Iraq authorities said the tragedy - which risks inflaming sectarian tensions in the country - was a "terrorist" act by toppled ruler Saddam Hussein's loyalists and al-Qaida frontman in Iraq, Abu Musab al-Zarqawi.

Yesterday a little known Sunni group said it was behind the mortar attacks that killed at least seven people in Iraq, before the stampede. "The Mujahideen (holy fighters) this morning attacked ... the nest of rejectionist (Shi'ite) apostates in the Kadhimiya area with mortars and Katyusha (rockets)," Jaysh al-Taefa al-Mansura (Army of the Victorious Sect) said in an Internet statement. The statement was posted on a Web site that often carries postings from al Qaeda in Iraq and other insurgents. After the mortar attack, whether by malicious design or simple panic, a warning from within the crowd of a suicide bomber among them sparked a rush for safety that proved illusory.

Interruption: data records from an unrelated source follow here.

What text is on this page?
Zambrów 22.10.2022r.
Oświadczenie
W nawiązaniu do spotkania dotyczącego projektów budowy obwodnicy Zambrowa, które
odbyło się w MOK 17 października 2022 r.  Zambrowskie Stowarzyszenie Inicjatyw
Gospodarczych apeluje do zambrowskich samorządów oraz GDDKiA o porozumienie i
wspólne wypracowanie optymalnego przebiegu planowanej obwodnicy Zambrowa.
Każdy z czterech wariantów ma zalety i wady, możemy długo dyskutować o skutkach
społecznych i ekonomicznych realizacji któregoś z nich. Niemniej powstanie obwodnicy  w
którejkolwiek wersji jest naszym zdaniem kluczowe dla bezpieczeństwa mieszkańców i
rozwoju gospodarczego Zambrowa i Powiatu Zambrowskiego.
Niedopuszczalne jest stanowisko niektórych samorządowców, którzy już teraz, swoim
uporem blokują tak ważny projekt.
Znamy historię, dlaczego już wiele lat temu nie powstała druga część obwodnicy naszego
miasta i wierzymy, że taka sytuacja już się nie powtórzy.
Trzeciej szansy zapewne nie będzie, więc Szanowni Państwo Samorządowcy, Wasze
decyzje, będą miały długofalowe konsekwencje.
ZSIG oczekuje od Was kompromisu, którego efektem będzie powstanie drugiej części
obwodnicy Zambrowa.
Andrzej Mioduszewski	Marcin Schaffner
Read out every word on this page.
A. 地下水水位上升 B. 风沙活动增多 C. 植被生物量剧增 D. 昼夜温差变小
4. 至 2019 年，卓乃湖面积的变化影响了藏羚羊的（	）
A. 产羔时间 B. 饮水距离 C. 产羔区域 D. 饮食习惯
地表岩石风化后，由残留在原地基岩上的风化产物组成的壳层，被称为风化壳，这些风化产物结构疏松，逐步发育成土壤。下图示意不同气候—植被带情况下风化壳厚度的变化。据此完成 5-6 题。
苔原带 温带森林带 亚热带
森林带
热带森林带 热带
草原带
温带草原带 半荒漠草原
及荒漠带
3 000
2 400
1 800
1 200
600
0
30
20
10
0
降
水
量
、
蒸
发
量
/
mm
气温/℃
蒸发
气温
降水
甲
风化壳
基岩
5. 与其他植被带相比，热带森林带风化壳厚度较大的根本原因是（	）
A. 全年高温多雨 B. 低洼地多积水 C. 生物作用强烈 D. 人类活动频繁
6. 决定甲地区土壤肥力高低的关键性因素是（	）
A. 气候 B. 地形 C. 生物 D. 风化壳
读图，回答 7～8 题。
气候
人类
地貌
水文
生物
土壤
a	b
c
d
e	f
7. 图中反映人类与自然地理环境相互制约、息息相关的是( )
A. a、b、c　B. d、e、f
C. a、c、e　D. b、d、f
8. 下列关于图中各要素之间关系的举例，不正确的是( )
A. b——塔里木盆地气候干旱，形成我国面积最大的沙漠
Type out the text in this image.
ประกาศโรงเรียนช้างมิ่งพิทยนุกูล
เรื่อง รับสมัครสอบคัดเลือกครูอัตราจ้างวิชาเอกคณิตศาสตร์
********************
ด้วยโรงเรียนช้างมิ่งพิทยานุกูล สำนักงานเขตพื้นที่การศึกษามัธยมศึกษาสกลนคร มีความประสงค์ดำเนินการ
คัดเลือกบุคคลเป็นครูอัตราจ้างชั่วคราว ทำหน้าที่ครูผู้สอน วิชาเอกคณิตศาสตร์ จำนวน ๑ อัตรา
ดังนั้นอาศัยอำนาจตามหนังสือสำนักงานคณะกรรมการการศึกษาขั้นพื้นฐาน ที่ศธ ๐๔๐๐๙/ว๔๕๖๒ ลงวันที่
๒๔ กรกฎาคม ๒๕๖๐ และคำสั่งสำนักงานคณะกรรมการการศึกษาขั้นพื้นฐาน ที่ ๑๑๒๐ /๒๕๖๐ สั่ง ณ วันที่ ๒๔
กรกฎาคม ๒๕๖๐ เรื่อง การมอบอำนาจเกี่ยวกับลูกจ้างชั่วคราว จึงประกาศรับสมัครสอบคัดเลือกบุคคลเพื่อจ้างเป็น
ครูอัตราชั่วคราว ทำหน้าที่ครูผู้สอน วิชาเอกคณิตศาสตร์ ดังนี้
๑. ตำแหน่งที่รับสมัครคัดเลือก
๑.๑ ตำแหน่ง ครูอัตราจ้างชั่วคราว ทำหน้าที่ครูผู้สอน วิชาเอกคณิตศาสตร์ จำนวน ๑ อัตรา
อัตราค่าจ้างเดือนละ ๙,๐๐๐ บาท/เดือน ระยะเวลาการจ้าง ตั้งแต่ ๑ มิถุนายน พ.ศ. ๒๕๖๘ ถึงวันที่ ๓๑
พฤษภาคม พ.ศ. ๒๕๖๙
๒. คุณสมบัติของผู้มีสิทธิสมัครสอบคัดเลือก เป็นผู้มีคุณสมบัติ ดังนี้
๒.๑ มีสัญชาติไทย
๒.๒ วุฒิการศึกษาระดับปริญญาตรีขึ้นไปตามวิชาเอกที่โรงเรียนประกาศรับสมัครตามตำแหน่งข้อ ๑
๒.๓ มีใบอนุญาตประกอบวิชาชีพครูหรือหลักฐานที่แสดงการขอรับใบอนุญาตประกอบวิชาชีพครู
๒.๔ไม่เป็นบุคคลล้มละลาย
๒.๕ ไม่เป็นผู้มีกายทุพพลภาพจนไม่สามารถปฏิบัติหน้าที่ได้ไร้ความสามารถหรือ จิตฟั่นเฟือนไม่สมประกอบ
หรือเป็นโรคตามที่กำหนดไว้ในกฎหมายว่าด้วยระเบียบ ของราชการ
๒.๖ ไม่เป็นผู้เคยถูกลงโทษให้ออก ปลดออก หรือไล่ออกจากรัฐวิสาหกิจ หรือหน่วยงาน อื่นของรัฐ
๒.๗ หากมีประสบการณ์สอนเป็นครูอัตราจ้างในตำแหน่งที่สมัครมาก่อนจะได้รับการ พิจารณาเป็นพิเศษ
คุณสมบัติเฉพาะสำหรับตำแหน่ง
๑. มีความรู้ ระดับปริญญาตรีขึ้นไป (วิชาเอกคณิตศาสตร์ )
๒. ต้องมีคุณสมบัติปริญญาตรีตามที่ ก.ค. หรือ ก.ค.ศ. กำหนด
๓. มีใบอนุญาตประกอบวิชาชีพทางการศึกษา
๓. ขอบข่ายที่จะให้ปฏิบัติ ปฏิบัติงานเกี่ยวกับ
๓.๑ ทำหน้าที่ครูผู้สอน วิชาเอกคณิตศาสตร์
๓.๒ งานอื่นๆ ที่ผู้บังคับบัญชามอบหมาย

Some witnesses blamed poor organisation for the death toll. Whatever sparked the rush for safety, the fear that a bomber might be on the loose was well grounded after previous attacks on Shi'ite religious events in the past two years.

Health Minister Abdul Mutalib Mohammad Ali had blamed the interior and defence ministers for the crush on Wednesday.  Mr Jaafari said the ministers had done everything possible to ensure the pilgrims' security and criticised Mr Ali for making his remarks in public.  Iraqi Prime Minister Ibrahim Jaafari has dismissed calls for government ministers to resign.